Hongyuan Zhang, ETH Zürich
Hongyuan Zhang
ETH Zürich
Title of presentation

Learning from 100K Leaf Epidermal Segments

Authors

Hongyuan Zhang, Güney Tombak, Shuwei Ji, Ender Konukoglub and Diana Santelia
Department of Environmental Systems Science, ETH Zürich, Universitätstrasse 16, 8092 Zürich, Switzerland

Abstract

Comprehensively examining leaf epidermal segments, such as pavement cells and stomatal complexes, plays a crucial role in advancing our understanding of plant ecophysiology and ontogeny. While machine learning models have indeed revolutionized the detection of these segments from microscope images, more complex segmentation tasks still rely on drudgery manual tracing. To tackle this challenge, we developed a semi-automatic pipeline that annotated 126K epidermal segments from 486 plant species in fine-grain detail, leveraging vision foundation models.

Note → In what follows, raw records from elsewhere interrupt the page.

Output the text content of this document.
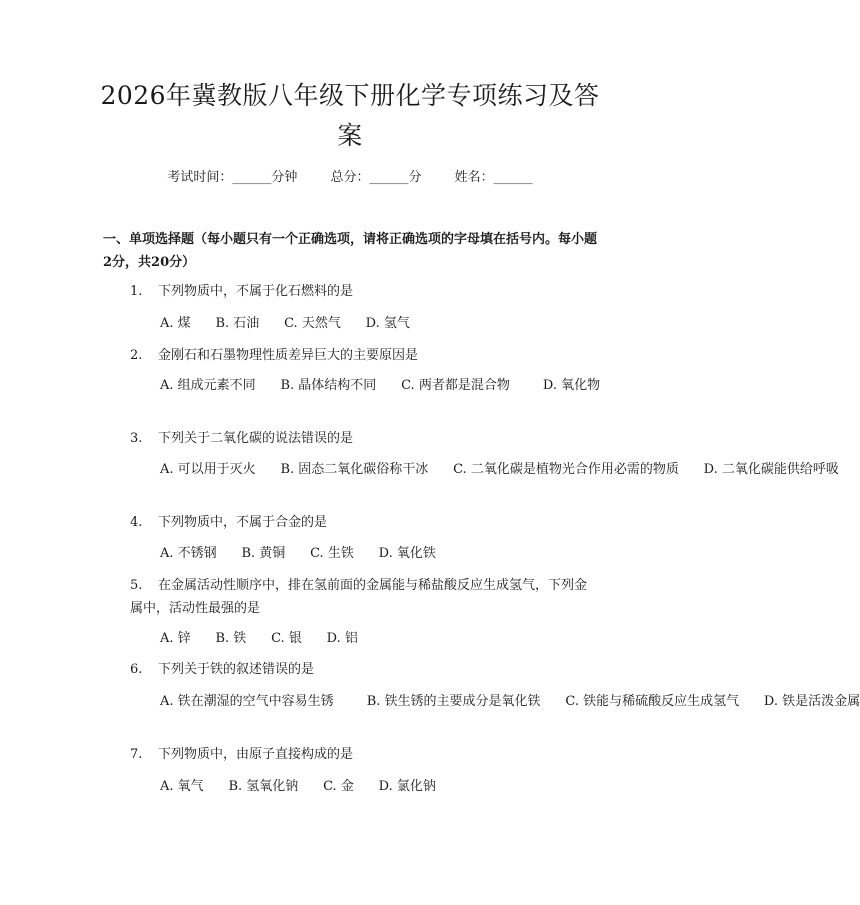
2026年冀教版八年级下册化学专项练习及答案
考试时间：______分钟	总分：______分	姓名：______
一、单项选择题（每小题只有一个正确选项，请将正确选项的字母填在括号内。每小题2分，共20分）
1. 下列物质中，不属于化石燃料的是
A. 煤 B. 石油 C. 天然气 D. 氢气
2. 金刚石和石墨物理性质差异巨大的主要原因是
A. 组成元素不同 B. 晶体结构不同 C. 两者都是混合物	D. 氧化物
3. 下列关于二氧化碳的说法错误的是
A. 可以用于灭火 B. 固态二氧化碳俗称干冰 C. 二氧化碳是植物光合作用必需的物质 D. 二氧化碳能供给呼吸
4. 下列物质中，不属于合金的是
A. 不锈钢 B. 黄铜 C. 生铁 D. 氧化铁
5. 在金属活动性顺序中，排在氢前面的金属能与稀盐酸反应生成氢气，下列金属中，活动性最强的是
A. 锌 B. 铁 C. 银 D. 铝
6. 下列关于铁的叙述错误的是
A. 铁在潮湿的空气中容易生锈	B. 铁生锈的主要成分是氧化铁 C. 铁能与稀硫酸反应生成氢气 D. 铁是活泼金属
7. 下列物质中，由原子直接构成的是
A. 氧气 B. 氢氧化钠 C. 金 D. 氯化钠
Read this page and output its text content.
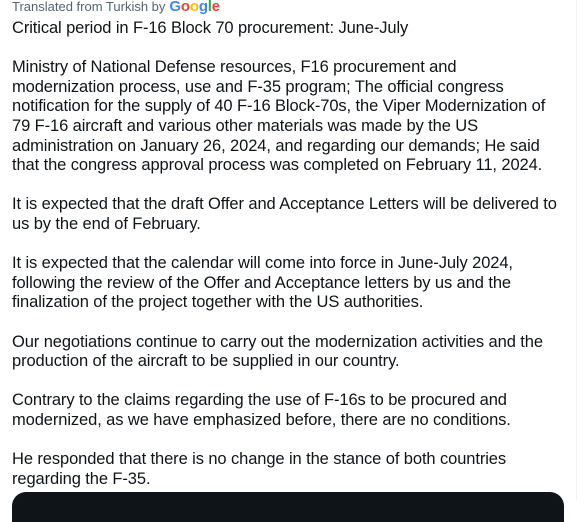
Translated from Turkish by Google

Critical period in F-16 Block 70 procurement: June-July

Ministry of National Defense resources, F16 procurement and modernization process, use and F-35 program; The official congress notification for the supply of 40 F-16 Block-70s, the Viper Modernization of 79 F-16 aircraft and various other materials was made by the US administration on January 26, 2024, and regarding our demands; He said that the congress approval process was completed on February 11, 2024.

It is expected that the draft Offer and Acceptance Letters will be delivered to us by the end of February.

It is expected that the calendar will come into force in June-July 2024, following the review of the Offer and Acceptance letters by us and the finalization of the project together with the US authorities.

Our negotiations continue to carry out the modernization activities and the production of the aircraft to be supplied in our country.

Contrary to the claims regarding the use of F-16s to be procured and modernized, as we have emphasized before, there are no conditions.

He responded that there is no change in the stance of both countries regarding the F-35.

Moreover, acknowledging the variability in source datasets in terms of image modalities and preparation methods, we have trained the first generalized model suitable for direct application or fine-tuning across various research scenarios. Our model achieved human-level accuracy in tasks such as stomatal density, size, and pavement cell tracing, and it additionally unlocks the potential for novel biological insights. Beyond serving as a mere tool, we envision this work as a rallying call for collective action toward advancing epidermal phenomics.